I've seen them myself and, if your organization's network is statistically average, then it is statistically likely to be harboring at least one ELOFANT, otherwise known as: Employee Left Or Fired, Access Not Terminated. While nobody wants to think ill of persons who have departed the organization — they could have been colleagues and friends — the harsh realities of cybersecurity and human nature make these unterminated "ghost accounts" a threat to the organization. Namely, they put the confidentiality, integrity, and availability of the organization's information system security at risk. I will talk more about the risks and responses right after some data to back up my assertions.
The DBIR angle
For many years now, Spring in North America has brought with it the Verizon Data Breach Investigation Report or DBIR, currently the most comprehensive collection of security incident and breach statistics and analysis that is routinely made available to the general public. This year's dataset was over 100,000 incidents, more than 3,000 of which were confirmed data breaches. Highlights from this year's report include the following:
- Financial gain is making a comeback as a leading motive behind insider attacks
- The number of "secondary motive attacks" — those perpetrated on one entity to aid attacks on another is increasing
- Phishing emails are being opened by more people, not less (the open rate was up from 23% to 30%)
- Phishing is gaining on the two leading threat action categories: hacking and malware
- Breaches are taking longer to discover — the gap between time to compromise and time to discovery rose 35% from last year's DBIR
While the general public probably doesn't read the DBIR, security folks sure do, and we would read it even if it wasn't written with a sense of humor. However, that sense of humor helps us swallow yet another dose of evidence that the world's collective effort to protect data and systems from unauthorized access is falling short. One example of the DBIR style is an observation about the category of breaches it labels "Insider and Privilege Misuse". The DBIR notes that this is: "normally solely associated with TGYFBFTDHRA". A footnote to that string of capital letters then explains what the letters stand for: "That guy you fired but forgot to disable his remote access.

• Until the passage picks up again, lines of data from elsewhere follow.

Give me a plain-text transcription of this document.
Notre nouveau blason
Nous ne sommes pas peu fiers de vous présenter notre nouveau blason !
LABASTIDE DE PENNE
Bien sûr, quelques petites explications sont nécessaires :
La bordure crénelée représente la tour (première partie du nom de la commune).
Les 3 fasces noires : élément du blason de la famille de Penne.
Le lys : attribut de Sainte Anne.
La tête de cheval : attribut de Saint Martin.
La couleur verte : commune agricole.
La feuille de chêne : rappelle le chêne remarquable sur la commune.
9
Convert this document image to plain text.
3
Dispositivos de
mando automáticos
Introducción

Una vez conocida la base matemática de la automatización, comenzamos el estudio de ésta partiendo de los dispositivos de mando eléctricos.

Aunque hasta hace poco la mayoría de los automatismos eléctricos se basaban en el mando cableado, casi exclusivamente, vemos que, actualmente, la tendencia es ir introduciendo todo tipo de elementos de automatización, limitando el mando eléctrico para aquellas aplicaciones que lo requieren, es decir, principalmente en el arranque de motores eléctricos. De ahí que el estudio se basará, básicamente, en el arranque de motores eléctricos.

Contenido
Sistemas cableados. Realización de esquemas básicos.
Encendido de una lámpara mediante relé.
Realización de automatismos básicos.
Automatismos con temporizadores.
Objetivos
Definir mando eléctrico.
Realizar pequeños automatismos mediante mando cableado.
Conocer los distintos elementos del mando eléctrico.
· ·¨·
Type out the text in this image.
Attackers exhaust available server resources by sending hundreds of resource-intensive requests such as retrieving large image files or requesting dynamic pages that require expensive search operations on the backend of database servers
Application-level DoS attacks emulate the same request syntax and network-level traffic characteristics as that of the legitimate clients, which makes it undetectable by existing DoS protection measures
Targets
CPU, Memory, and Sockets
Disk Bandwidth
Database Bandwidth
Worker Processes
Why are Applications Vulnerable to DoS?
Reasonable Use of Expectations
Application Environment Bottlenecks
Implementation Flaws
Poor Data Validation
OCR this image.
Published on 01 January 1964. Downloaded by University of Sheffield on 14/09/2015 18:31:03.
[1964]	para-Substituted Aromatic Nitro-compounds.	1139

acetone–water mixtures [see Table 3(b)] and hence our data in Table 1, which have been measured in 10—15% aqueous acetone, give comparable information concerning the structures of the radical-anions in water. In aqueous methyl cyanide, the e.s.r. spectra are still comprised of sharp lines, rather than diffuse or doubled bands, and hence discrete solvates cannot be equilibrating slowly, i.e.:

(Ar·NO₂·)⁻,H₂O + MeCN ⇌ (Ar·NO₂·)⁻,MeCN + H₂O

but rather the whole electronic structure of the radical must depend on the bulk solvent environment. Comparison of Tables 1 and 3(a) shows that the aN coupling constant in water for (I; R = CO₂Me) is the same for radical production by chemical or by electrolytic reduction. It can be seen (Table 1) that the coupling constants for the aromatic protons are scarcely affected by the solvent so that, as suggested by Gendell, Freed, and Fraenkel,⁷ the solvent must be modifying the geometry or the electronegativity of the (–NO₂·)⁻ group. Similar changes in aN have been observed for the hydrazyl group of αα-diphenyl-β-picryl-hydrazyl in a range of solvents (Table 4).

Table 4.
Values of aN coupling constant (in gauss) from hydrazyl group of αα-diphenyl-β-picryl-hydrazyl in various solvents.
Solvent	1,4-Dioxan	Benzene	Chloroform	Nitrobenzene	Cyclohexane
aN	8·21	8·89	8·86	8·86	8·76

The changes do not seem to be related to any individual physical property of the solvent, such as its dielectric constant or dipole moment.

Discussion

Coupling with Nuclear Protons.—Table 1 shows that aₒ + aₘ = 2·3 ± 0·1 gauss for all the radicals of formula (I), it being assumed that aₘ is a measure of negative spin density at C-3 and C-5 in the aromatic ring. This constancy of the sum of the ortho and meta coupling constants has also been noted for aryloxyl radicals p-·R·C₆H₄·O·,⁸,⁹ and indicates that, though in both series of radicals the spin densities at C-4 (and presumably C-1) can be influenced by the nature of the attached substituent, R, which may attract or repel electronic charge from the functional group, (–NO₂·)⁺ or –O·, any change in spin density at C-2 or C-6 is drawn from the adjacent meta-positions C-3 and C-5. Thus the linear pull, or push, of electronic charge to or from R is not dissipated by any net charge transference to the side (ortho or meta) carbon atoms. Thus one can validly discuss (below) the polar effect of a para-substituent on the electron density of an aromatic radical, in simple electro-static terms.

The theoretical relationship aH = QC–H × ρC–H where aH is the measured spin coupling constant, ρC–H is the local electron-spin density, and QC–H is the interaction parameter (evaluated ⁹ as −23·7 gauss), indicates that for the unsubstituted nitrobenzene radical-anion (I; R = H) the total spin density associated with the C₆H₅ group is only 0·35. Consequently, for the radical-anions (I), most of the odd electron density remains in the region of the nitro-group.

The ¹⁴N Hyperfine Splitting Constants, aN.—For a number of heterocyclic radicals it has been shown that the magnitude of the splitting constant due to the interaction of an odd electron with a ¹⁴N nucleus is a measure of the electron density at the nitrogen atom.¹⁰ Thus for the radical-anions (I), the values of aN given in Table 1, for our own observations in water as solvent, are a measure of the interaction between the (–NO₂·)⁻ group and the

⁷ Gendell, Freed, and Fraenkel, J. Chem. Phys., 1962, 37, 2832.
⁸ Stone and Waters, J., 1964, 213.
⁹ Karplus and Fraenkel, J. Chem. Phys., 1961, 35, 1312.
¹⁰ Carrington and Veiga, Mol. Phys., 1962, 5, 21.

And that got me thinking about a couple of things, including a simpler yet more inclusive acronym, hence ELOFANT. Why? Because folk you've fired are not the only source of lingering access you have to worry about. While I'm aware of plenty of cases where a security incident was traced back to someone who had been fired but not flushed from the permissions, there have also been cases where a person abused forgotten access after leaving of their own free will. The reality is that circumstances change and new motives for misdeeds can arise. Perhaps they were hired by a competitor who then pressured them to reach back and grab trade secrets or a confidential price list or customer database. Maybe they left happy but then their attitude changed, their severance pay was not as good as expected or their post-severance healthcare coverage let them down.
ELOFANTs are still insiders
To get a better handle on this particular threat, security pros can consult the many insider case studies documented by the CERT Insider Threat Center. The Center has documented hundreds of internal computer crimes that impacted companies in sectors like banking, information technology and telecommunications, critical infrastructure, and financial services. While the primary goal of the Center is to discover and disseminate practical methods of mitigating insider threats, the case studies are analysed according to academic standards; for example, methodological limitations, like the inability to generalize findings to all organizations, are duly noted.
What these studies reveal is how a wide range of insiders exploit opportunity to commit crimes, often through a simple betrayal of the trust placed in them as employees or contractors. Some insiders may, like Edward Snowden, have far-reaching "super-user" access to the organization's assets, be they physical or digital; yet CERT has recorded many cases where the crime was committed by an insider with few technical skills and only limited access.
As long as they still have access, elofants are still trusted insiders, and the following is definitely true of insiders: never have so many had so much access to so much computerized information of such great value. Furthermore, stolen information has never been easier to transfer and monetize. And just to make things even riskier, as the 2016 DBIR reports: "we found that the incidents that take the longest to discover were these inside jobs." So which organizations tend to be hardest hit by insider incidents? The DBIR says that in 2015 it was those in the public sector, the healthcare sector, and financial services such as credit card companies, banks, and lenders.
Defending against the inside threat is a serious challenge for every organization, but a range of defensive strategies are covered in depth by the CERT Guides linked below. The DBIR itself offers three helpful suggestions that I like, and which can be summarized as follows:
- Monitor employee access to valuable data (a good data loss prevention program can help).
- Control the use of removable media (a good security suite or encryption production can do this).
- Manage and limit access privileges, and remove those elofants!